Doch auch Henkel musste sich in dem Fall von der Opposition kritisieren lassen. Er hatte von der Aktenvernichtung bereits am 15. Oktober erfahren, die Information jedoch zurückgehalten, weil er den Vorgang nach eigenen Angaben zunächst prüfen wollte.

Unterlagen bereits 2010 vernichtet

Am Dienstag hatte Claudia Schmid einen weiteren Fall von rechtswidriger Aktenvernichtung in ihrer Behörde einräumen müssen. Im Juli 2010 seien Unterlagen zum Rechtsextremismus geschreddert worden, sagte Schmid in einer kurzfristig anberaumten Pressekonferenz. Es habe sich um Akten über die rechtsextreme Organisation "Blood & Honour" gehandelt, die seit dem Jahr 2000 verboten ist.

Schmid bestätigte damit einen Bericht der Bild-Zeitung. Das Blatt hatte sich in seinem Bericht auf die Innenverwaltung bezogen. Demnach sollen die vernichteten Akten entgegen den Vorschriften nicht zunächst dem Landesarchiv vorgelegt worden sein. Die Archivare entscheiden normalerweise, welche Unterlagen aufbewahrt werden sollen und welche vernichtet werden dürfen.

Wie Bild berichtete, könnten die Akten für die Ermittlungen zur rechten Terrorzelle NSU relevant gewesen sein. Schmid ging dagegen nicht von einem Bezug des Materials zu dem Neonazi-Trio aus. Wann genau die Akten zerstört wurden und wer dies im Juli 2010 anordnete, konnte sie nicht sagen.

Offiziell handelt sich alles nur um ein Versehen

Sie selbst habe im August von dem Vorgang erfahren, sagte Schmid. Innensenator Frank Henkel sei von ihr aber erst am Montag informiert worden. Der CDU-Politiker unterrichtete am Dienstag die Innenexperten der Fraktionen im Abgeordnetenhaus. Sie habe die Brisanz damals nicht erkannt, weil der Vorgang vor der Diskussion um den NSU lag, begründete die Verfassungsschutz-Chefin ihr langes Schweigen. Personelle Konsequenzen lehnte sie zunächst ab.

Erst am 6. November hatten die Mitglieder des NSU-Bundestags-Untersuchungsausschusses und Berliner Abgeordnete davon erfahren, dass in der Verfassungsschutzbehörde im Juni 2012 Akten zum Rechtsextremismus geschreddert wurden, die eigentlich im Landesarchiv aufbewahrt werden sollten.

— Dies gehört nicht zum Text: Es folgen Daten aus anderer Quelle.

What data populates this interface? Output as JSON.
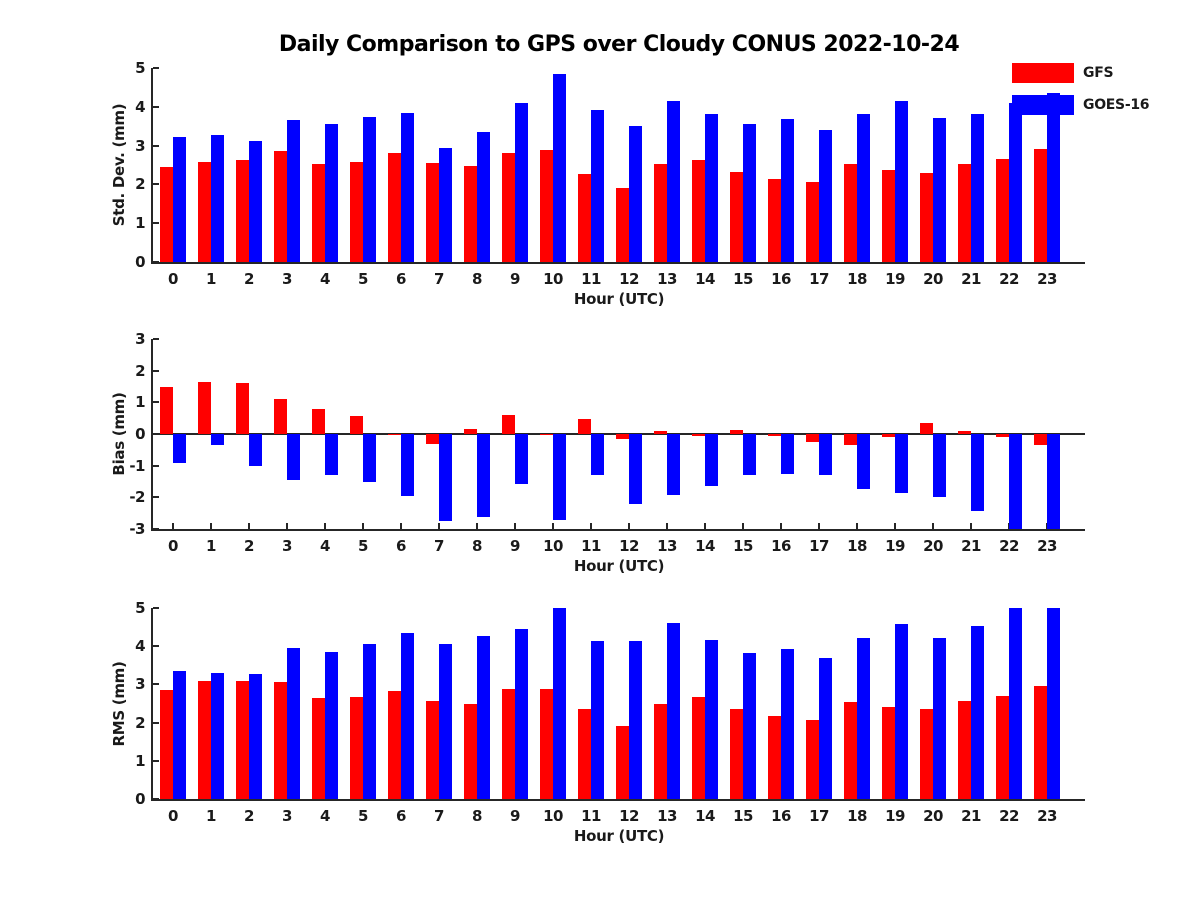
{
  "title": "Daily Comparison to GPS over Cloudy CONUS 2022-10-24",
  "legend": [
    {
      "label": "GFS",
      "color": "#ff0000"
    },
    {
      "label": "GOES-16",
      "color": "#0000ff"
    }
  ],
  "colors": {
    "gfs": "#ff0000",
    "goes16": "#0000ff",
    "axis": "#262626"
  },
  "chart_data": [
    {
      "type": "bar",
      "ylabel": "Std. Dev. (mm)",
      "xlabel": "Hour (UTC)",
      "categories": [
        "0",
        "1",
        "2",
        "3",
        "4",
        "5",
        "6",
        "7",
        "8",
        "9",
        "10",
        "11",
        "12",
        "13",
        "14",
        "15",
        "16",
        "17",
        "18",
        "19",
        "20",
        "21",
        "22",
        "23"
      ],
      "ylim": [
        0,
        5
      ],
      "yticks": [
        0,
        1,
        2,
        3,
        4,
        5
      ],
      "grid": false,
      "legend_position": "top-right-outside",
      "series": [
        {
          "name": "GFS",
          "color": "#ff0000",
          "values": [
            2.45,
            2.57,
            2.62,
            2.85,
            2.52,
            2.58,
            2.82,
            2.55,
            2.47,
            2.82,
            2.88,
            2.28,
            1.9,
            2.52,
            2.64,
            2.32,
            2.15,
            2.05,
            2.52,
            2.36,
            2.3,
            2.53,
            2.65,
            2.9
          ]
        },
        {
          "name": "GOES-16",
          "color": "#0000ff",
          "values": [
            3.22,
            3.28,
            3.13,
            3.66,
            3.56,
            3.73,
            3.84,
            2.93,
            3.36,
            4.1,
            4.85,
            3.92,
            3.5,
            4.16,
            3.81,
            3.55,
            3.68,
            3.41,
            3.81,
            4.16,
            3.72,
            3.81,
            4.1,
            4.35
          ]
        }
      ]
    },
    {
      "type": "bar",
      "ylabel": "Bias (mm)",
      "xlabel": "Hour (UTC)",
      "categories": [
        "0",
        "1",
        "2",
        "3",
        "4",
        "5",
        "6",
        "7",
        "8",
        "9",
        "10",
        "11",
        "12",
        "13",
        "14",
        "15",
        "16",
        "17",
        "18",
        "19",
        "20",
        "21",
        "22",
        "23"
      ],
      "ylim": [
        -3,
        3
      ],
      "yticks": [
        -3,
        -2,
        -1,
        0,
        1,
        2,
        3
      ],
      "grid": false,
      "series": [
        {
          "name": "GFS",
          "color": "#ff0000",
          "values": [
            1.47,
            1.65,
            1.6,
            1.1,
            0.8,
            0.57,
            -0.03,
            -0.3,
            0.15,
            0.6,
            -0.03,
            0.46,
            -0.15,
            0.08,
            -0.05,
            0.12,
            -0.05,
            -0.25,
            -0.35,
            -0.1,
            0.34,
            0.1,
            -0.08,
            -0.35
          ]
        },
        {
          "name": "GOES-16",
          "color": "#0000ff",
          "values": [
            -0.93,
            -0.35,
            -1.0,
            -1.45,
            -1.3,
            -1.5,
            -1.95,
            -2.75,
            -2.62,
            -1.57,
            -2.7,
            -1.3,
            -2.2,
            -1.92,
            -1.63,
            -1.31,
            -1.27,
            -1.3,
            -1.74,
            -1.85,
            -2.0,
            -2.43,
            -3.0,
            -3.0
          ]
        }
      ]
    },
    {
      "type": "bar",
      "ylabel": "RMS (mm)",
      "xlabel": "Hour (UTC)",
      "categories": [
        "0",
        "1",
        "2",
        "3",
        "4",
        "5",
        "6",
        "7",
        "8",
        "9",
        "10",
        "11",
        "12",
        "13",
        "14",
        "15",
        "16",
        "17",
        "18",
        "19",
        "20",
        "21",
        "22",
        "23"
      ],
      "ylim": [
        0,
        5
      ],
      "yticks": [
        0,
        1,
        2,
        3,
        4,
        5
      ],
      "grid": false,
      "series": [
        {
          "name": "GFS",
          "color": "#ff0000",
          "values": [
            2.85,
            3.08,
            3.1,
            3.06,
            2.65,
            2.67,
            2.83,
            2.57,
            2.5,
            2.87,
            2.88,
            2.35,
            1.92,
            2.5,
            2.67,
            2.35,
            2.17,
            2.07,
            2.55,
            2.4,
            2.35,
            2.56,
            2.7,
            2.96
          ]
        },
        {
          "name": "GOES-16",
          "color": "#0000ff",
          "values": [
            3.36,
            3.31,
            3.28,
            3.95,
            3.84,
            4.07,
            4.34,
            4.05,
            4.27,
            4.45,
            5.0,
            4.14,
            4.13,
            4.62,
            4.16,
            3.82,
            3.93,
            3.68,
            4.21,
            4.58,
            4.22,
            4.52,
            5.0,
            5.0
          ]
        }
      ]
    }
  ]
}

Darunter waren auch zwei Ordner über die rechtsextreme Band "Landser". Die verbotene Gruppe steht in direktem Zusammenhang mit dem mutmaßlichen NSU-Helfer Thomas S., der als V-Mann der Berliner Polizei Hinweise auf das rechtsextremistische Terrortrio geliefert hatte. Die Unterlagen waren zunächst von Archivmitarbeitern begutachtet und als aufbewahrungswürdig gekennzeichnet worden. Sie wurden später jedoch geschreddert. Offiziell handelte es sich dabei um ein Versehen.

Mit Schmid haben in diesem Jahr bereits fünf Leiter einer Verfassungsschutzbehörde infolge des Skandals um die Terrorzelle Nationalsozialistischer Untergrund (NSU) ihr Amt verloren.